A pesare sulla decisione anche il profilo del detentore, risultato, secondo quanto riferito dagli investigatori, soggetto dedito alla delinquenza abituale
VITERBO – Un cane meticcio di tipo molossoide, giudicato potenzialmente pericoloso per l’incolumità pubblica, è stato sequestrato nei giorni scorsi nel centro storico di Viterbo al termine di un’operazione congiunta condotta dai Carabinieri Forestali e dai veterinari della ASL. L’animale era detenuto all’interno di un locale al piano terra situato in una delle zone più frequentate della città, attraversata quotidianamente da residenti e turisti che visitano il quartiere medievale.
L’intervento è stato eseguito dai militari del Nucleo Carabinieri Forestale di Viterbo insieme al NIPAAF, il Nucleo Investigativo di Polizia Forestale, Ambientale e Agroalimentare del Gruppo Carabinieri Forestale di Viterbo, con il supporto dei Medici Veterinari della ASL provinciale. L’attività era finalizzata alla tutela della sicurezza pubblica e alla prevenzione dei reati contro gli animali.
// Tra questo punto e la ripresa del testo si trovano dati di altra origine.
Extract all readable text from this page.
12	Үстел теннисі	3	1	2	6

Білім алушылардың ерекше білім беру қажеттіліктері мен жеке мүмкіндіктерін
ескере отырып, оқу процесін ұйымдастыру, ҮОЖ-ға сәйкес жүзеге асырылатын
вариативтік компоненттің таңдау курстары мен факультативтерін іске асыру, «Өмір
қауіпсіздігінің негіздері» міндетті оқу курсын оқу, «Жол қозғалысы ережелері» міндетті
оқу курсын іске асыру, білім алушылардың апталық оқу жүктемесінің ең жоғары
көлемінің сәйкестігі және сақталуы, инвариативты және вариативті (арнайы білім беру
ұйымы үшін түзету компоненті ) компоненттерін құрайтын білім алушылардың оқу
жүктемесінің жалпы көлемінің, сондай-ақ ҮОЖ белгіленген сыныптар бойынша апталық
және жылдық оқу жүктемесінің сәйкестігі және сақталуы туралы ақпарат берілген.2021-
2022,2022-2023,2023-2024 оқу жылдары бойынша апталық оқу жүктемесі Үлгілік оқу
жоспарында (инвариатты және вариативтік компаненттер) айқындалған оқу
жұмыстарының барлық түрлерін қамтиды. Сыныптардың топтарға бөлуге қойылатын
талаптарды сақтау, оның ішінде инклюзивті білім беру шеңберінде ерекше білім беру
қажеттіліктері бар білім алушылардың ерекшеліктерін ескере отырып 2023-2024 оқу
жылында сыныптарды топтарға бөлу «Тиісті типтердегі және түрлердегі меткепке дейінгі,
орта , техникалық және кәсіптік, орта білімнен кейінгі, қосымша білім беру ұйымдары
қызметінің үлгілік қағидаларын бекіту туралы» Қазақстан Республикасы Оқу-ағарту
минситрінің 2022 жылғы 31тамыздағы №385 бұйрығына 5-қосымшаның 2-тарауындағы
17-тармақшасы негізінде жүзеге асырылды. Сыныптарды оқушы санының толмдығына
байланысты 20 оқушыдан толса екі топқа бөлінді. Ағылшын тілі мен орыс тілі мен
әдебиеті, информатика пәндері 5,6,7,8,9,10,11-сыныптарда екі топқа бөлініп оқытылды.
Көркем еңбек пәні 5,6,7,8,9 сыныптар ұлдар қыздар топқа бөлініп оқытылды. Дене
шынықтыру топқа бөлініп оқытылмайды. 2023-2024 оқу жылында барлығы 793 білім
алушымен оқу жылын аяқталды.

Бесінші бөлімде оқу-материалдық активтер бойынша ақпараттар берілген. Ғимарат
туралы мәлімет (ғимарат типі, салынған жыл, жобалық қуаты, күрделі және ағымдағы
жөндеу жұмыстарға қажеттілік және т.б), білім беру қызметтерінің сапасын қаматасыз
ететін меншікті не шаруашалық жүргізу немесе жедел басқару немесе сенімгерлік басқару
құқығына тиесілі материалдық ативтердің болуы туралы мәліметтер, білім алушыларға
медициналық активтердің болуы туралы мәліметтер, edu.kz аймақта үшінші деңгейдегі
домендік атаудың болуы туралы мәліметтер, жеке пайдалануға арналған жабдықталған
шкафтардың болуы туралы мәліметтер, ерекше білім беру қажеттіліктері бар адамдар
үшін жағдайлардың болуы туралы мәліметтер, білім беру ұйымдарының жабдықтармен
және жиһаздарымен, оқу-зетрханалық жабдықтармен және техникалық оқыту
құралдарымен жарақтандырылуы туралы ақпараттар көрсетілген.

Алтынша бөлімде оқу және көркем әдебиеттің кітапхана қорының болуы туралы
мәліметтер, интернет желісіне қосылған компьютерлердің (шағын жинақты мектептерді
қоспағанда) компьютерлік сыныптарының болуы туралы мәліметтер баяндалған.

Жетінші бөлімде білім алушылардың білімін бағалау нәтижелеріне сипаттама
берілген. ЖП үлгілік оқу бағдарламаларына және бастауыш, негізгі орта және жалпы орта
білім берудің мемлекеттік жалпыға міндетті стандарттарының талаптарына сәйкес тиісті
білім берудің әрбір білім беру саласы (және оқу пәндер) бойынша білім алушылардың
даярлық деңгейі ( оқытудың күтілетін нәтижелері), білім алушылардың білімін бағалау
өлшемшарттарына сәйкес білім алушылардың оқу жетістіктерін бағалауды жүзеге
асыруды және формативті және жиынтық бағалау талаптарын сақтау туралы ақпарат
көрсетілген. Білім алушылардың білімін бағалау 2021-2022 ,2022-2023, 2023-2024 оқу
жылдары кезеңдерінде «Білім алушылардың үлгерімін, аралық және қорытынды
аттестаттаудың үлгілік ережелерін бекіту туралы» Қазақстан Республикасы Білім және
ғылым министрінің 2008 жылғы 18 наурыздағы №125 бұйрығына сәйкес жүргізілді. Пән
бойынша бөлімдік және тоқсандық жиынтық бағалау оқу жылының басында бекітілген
Gli accertamenti hanno consentito di individuare il detentore del cane e di verificare presunte irregolarità nella custodia dell’animale. Durante i controlli, i veterinari hanno sottoposto il molossoide a specifici test comportamentali che hanno evidenziato una situazione di “aggressività non controllata”, tale da rappresentare un potenziale pericolo per le persone.
Alla luce dell’esito delle verifiche e della violazione dell’Ordinanza del Ministero della Salute sulla tutela dell’incolumità pubblica dalle aggressioni dei cani, i Carabinieri Forestali hanno proceduto al sequestro amministrativo dell’animale. A pesare sulla decisione anche il profilo del detentore, risultato, secondo quanto riferito dagli investigatori, soggetto dedito alla delinquenza abituale.
Il cane è stato quindi messo in sicurezza e trasferito presso un canile rifugio autorizzato della provincia di Viterbo, dove resterà affidato in custodia.
L’operazione evidenzia l’importanza della collaborazione tra forze dell’ordine e servizi veterinari nel garantire la sicurezza dei cittadini e il benessere degli animali. La presenza di cani potenzialmente aggressivi detenuti senza adeguate misure di controllo costituisce infatti un rischio concreto, soprattutto in aree urbane ad alta frequentazione come il centro storico viterbese. Proprio per questo le attività di monitoraggio e prevenzione proseguiranno anche nelle prossime settimane, con particolare attenzione alle situazioni che potrebbero rappresentare un pericolo per la collettività.